Local politician Agnes Nkusa Nkhoma was elected in 2019 for the south constituency (Mabvere) after obtaining 5,000 votes. She had unsuccessfully stood in 2009. She would become a deputy minister. She was supported by the Malawi Congress Party.

===Orphanage===
The Mchinji Mission Orphanage, popularly known as the "Home of Hope", is one of the largest children's homes in Malawi. Reverend Thomson Chipeta, remembering losing both his parents, brought orphaned children into his home in 1992 and construction of an orphanage began in 1998. As of 2007, there are six large residential houses, a dining/assembly hall, a clinic, classrooms for nursery, primary and secondary classes, and staff housing. "Baby David" lived in the orphanage prior to being adopted by Madonna. The children are divided into different houses and each house has its own 'amayi'. An amayi acts as the house mother for the children. Each morning all the children must attend a daily devotion, in which there will be much singing and praying. Following the devotion ceremony the children will all line up outside the 'kitchen' where they will get nsima for their breakfast. Nsima, maize and beans is typically what they will eat for every meal. Not all children living at the orphanage are 'orphans', many still have family however they are unable to provide basic necessities so they send them to Home of Hope. During summer vacation and other holidays many of the children will return to their villages to spend time with their family.

===Education===
The "Home of Hope" provides a primary school to its residents. Due to a shortage in secondary schools in Malawi, the orphanage built one in January 2006 to cater to all residents in the surrounding area. Children are taught in smaller groups than at government schools and have November and December off. In March 2007, the United States Agency for International Development (USAID) donated 600 textbooks to that secondary school. In 2014, American charitable organisation Youth of Malawi, Inc. built a solar-rain water harvesting primary school in Chimphamba Village, Mchinji, for 180 first and second graders.

===Religion===
Roman Catholic is dominant in the district with Parishes such as Guilime, Ludzi, Kapiri, Kamangilira, Kachebere, Mkanda and Mchinji Boma. It has a Major Catholic Seminary Called KACHEBERE. Other churches are Presbyterian, Pentecostal and few Muslims.

===Medical===
Mchinji Hospital is the only medical facility for several miles. According to actress Claire Sweeney, mothers "only come here if their children are really sick because work on the farm nearly always comes first." As of 2008, the children's ward of the hospital contains 185 children suffering from malaria, pneumonia or anaemia. Patients at the hospital are fed a blend of milk, protein and medicine. The hospital does not have beds for those accompanying the sick, cooking or washing facilities, although in early 2008 a brick shelter was created to protect parents from nature.

==Transport==
Mchinji was previously the railhead nearest the Zambian border, after the 570 mi railway from Lilongwe was extended to Mchinji in 1980. In September 2010, an extension of the Sena railway was opened to the border town of Chipata, providing a new rail access point to Zambia via Mchinji. The idea of a Mchinji-Chipata railway was conceived in 1982 as part of a bilateral project between Zambia and Malawi, and the Malawi section of the railroad was completed in 1984, though Zambia did not start construction of its part of the line until 2006. Although completed in 2010, the line and Chipata Station had not been used, as of 2025.
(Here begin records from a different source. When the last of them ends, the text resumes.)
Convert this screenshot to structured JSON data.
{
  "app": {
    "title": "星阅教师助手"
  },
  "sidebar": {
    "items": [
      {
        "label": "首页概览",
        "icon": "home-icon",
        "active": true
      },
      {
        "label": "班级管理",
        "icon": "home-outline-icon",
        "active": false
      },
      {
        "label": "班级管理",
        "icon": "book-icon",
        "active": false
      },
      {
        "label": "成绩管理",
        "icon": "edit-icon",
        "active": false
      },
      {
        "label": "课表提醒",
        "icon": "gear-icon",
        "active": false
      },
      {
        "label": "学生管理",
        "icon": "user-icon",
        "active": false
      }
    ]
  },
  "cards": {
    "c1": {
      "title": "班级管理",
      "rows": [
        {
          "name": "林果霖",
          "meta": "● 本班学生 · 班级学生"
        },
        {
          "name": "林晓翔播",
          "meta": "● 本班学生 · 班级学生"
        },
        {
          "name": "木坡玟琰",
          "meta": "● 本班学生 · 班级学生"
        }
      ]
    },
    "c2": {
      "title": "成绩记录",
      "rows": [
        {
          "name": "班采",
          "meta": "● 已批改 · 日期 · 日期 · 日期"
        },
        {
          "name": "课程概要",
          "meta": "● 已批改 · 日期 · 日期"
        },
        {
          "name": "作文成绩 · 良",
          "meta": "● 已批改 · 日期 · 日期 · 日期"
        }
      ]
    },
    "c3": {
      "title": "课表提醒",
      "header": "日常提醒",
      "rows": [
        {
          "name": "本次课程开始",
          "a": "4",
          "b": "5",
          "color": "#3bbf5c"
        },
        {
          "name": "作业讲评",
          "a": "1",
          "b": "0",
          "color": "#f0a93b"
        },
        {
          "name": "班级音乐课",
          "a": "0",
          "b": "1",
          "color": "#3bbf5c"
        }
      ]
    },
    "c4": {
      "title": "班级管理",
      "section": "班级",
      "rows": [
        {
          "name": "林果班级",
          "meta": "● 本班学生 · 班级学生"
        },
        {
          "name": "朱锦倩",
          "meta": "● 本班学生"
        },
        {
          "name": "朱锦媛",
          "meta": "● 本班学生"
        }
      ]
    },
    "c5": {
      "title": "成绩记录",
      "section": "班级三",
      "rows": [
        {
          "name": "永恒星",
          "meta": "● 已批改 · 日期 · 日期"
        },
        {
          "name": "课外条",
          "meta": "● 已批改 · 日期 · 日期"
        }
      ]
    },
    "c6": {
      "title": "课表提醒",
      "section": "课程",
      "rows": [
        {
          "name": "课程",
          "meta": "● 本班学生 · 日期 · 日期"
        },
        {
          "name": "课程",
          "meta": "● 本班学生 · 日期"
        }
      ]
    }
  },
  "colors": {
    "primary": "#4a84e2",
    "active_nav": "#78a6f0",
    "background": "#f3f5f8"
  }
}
Minibuses run from Mchinji to Lilongwe, and local shared taxis can be taken from Mchingi to the Zambian border. A water transport system existed from Lilongwe to Mchinji, though Bakili Muluzi favoured road transport and the system was dropped. The nearest airport is at Lilongwe, 47 mi away, although there is a closer airstrip at Chipata.

As of May 2020, the Malawi Revenue Authority indicated that the one-stop-border post (OSP), under construction at Mchinji would be completed by December 2020. The OSP will benefit Mwami, Zambia and Mchinji, Malawi crossings. It was built with US$5.8 million, borrowed from the African Development Bank.